Now, for the first time, Netta was more frightened than angry. “Beau, do you really owe Jake Tanetti five thousand dollars?”
“I didn’t think it was that much. I thought—around three. But he says five.”
“Then it’s five.” Netta sat silent for a moment, her chest heaving. Once or twice she looked speculatively at Beau. Finally she smiled at him wanly. “Come over here. Sit beside me.”
“Net, I don’t want to. I’m too ashamed.”
She beckoned. Heavily, he rose and cautiously approached. He seated himself as gingerly as if the divan had been an electric chair. But Netta didn’t swat him or even yell at him. She just took his hand and held it in her own and stared at it and finally said, softly, “Beau, my boy, you’ve done some dumb things in your day, but—this is really Grade-A trouble. I’m not sore.
I’m sorry.”
She meant it. Meant the compassion she displayed, the calm. Intellectually Netta knew that the only way to manage Beau now would be with gentleness. Anything harsh might easily snap the thin threads of his remaining pride and cause him to do something still more rash. Not suicide. But—he might confess to Minerva Sloan and throw himself (and her and Lenore, as incidentals) on the mercy of the old woman. There was no such thing as mercy in Minerva, Netta knew; she’d had a good deal of experience in the absence of mercy. So there was reason for her to hold her tongue and to treat Beau with restraint.
But something much deeper also moved Netta, something she did not understand. It was pity. She realized that she had never pitied Beau before; she had always, in fact, felt slightly inferior to him because of her background. Now, however, she suddenly felt equal. His descent to this level, his victimization by the bookmaker, even his gambling per se, as his way of trying to clamber from his eternally sticky finances, touched Netta in a familiar spot. Her mother, father, brothers and sisters, aunts and uncles had lived in this place, owing what they could not pay, guilty of merely taking a chance and losing, and faced in sudden consequence with the malignity of forces vastly mightier than themselves: rackets, unions, the law, the church, street gangs, hoods, noble pow
ers that became suddenly evil and evil powers that were ceaselessly opposed to everybody, to life itself and letting live.

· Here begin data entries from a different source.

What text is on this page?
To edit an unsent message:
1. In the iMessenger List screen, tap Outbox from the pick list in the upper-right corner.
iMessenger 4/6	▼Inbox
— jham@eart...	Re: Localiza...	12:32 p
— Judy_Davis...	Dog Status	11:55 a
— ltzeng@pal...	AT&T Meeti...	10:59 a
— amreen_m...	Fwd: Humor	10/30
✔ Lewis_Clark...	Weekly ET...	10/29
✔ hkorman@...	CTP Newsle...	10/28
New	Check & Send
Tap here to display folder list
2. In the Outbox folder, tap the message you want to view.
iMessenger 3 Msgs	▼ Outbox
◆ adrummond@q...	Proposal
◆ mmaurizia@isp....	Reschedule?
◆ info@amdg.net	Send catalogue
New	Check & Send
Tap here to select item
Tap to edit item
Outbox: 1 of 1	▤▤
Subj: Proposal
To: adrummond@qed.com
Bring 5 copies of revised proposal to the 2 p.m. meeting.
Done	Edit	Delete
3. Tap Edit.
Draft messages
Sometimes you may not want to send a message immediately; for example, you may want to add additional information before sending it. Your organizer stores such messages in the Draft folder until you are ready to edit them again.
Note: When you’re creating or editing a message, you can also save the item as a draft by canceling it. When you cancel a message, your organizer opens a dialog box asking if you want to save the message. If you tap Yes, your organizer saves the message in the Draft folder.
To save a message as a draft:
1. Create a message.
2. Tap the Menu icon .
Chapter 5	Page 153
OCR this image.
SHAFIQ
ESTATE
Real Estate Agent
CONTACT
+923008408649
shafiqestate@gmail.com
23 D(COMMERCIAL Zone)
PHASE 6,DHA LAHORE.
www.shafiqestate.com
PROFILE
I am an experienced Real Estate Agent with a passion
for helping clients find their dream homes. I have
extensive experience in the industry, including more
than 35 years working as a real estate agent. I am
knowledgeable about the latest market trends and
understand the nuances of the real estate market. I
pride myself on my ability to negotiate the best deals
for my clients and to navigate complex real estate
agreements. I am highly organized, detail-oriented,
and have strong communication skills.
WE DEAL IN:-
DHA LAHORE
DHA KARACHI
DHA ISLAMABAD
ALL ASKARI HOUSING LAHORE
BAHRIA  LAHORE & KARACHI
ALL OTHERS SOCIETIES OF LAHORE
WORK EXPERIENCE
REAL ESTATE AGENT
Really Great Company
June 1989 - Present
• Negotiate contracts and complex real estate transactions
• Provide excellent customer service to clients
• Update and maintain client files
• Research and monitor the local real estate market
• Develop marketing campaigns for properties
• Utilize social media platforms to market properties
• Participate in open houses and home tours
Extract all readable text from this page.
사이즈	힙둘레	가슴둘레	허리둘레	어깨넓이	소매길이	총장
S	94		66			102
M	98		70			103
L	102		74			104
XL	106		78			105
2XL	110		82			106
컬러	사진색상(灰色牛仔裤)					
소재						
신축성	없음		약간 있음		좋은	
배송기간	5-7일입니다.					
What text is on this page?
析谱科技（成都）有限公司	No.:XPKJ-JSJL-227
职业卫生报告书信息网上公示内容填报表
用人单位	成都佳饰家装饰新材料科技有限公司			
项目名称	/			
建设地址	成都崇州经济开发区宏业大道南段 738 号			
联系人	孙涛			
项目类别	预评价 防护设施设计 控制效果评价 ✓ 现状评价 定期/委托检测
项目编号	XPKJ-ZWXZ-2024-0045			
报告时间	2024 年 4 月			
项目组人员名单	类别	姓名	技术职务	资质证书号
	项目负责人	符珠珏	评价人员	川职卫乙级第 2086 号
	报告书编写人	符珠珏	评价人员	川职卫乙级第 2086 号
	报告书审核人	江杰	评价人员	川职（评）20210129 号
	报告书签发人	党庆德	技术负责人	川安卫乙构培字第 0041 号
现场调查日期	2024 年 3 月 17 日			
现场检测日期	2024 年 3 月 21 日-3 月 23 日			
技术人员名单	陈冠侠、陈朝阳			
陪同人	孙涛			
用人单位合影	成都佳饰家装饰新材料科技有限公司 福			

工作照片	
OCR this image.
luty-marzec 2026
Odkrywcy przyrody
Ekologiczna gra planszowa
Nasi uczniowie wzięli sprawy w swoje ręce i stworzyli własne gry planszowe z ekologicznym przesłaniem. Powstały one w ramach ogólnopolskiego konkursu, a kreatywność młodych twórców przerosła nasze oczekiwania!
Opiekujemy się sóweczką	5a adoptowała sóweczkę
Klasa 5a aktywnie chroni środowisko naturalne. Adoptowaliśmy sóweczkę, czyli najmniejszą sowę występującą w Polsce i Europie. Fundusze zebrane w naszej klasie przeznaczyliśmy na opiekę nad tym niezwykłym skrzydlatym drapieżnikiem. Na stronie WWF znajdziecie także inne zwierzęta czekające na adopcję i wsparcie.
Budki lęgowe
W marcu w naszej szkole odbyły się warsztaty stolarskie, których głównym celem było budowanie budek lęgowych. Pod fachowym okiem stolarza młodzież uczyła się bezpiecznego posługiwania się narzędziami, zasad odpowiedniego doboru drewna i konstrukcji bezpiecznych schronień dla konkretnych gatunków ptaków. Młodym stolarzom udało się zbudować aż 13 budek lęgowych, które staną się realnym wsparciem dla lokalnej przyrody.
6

Netta came closer to loving Beau then than ever before.
“You’re the cashier of a big bank,” she said carefully, “so you can’t gamble. That means this business must not come out.”
“If I don’t pay Jake—”
“Sure. If you don’t—it will. That’s Jake.” She said it as if “Jake” were a force of nature, not a person. “So he has to get paid.”
“How?”
“That’s what we’ve got to figure. He’ll probably take something down. . . .”
Beau brightened a little. “He said he would. Half now. Half later.”
“So, okay. All you need right off is two grand and a half.”
He shrugged. “Might as well be two million.”
“I’ve heard you say, Beau, you could lay your hands on fortunes, and nobody would be wiser for years.”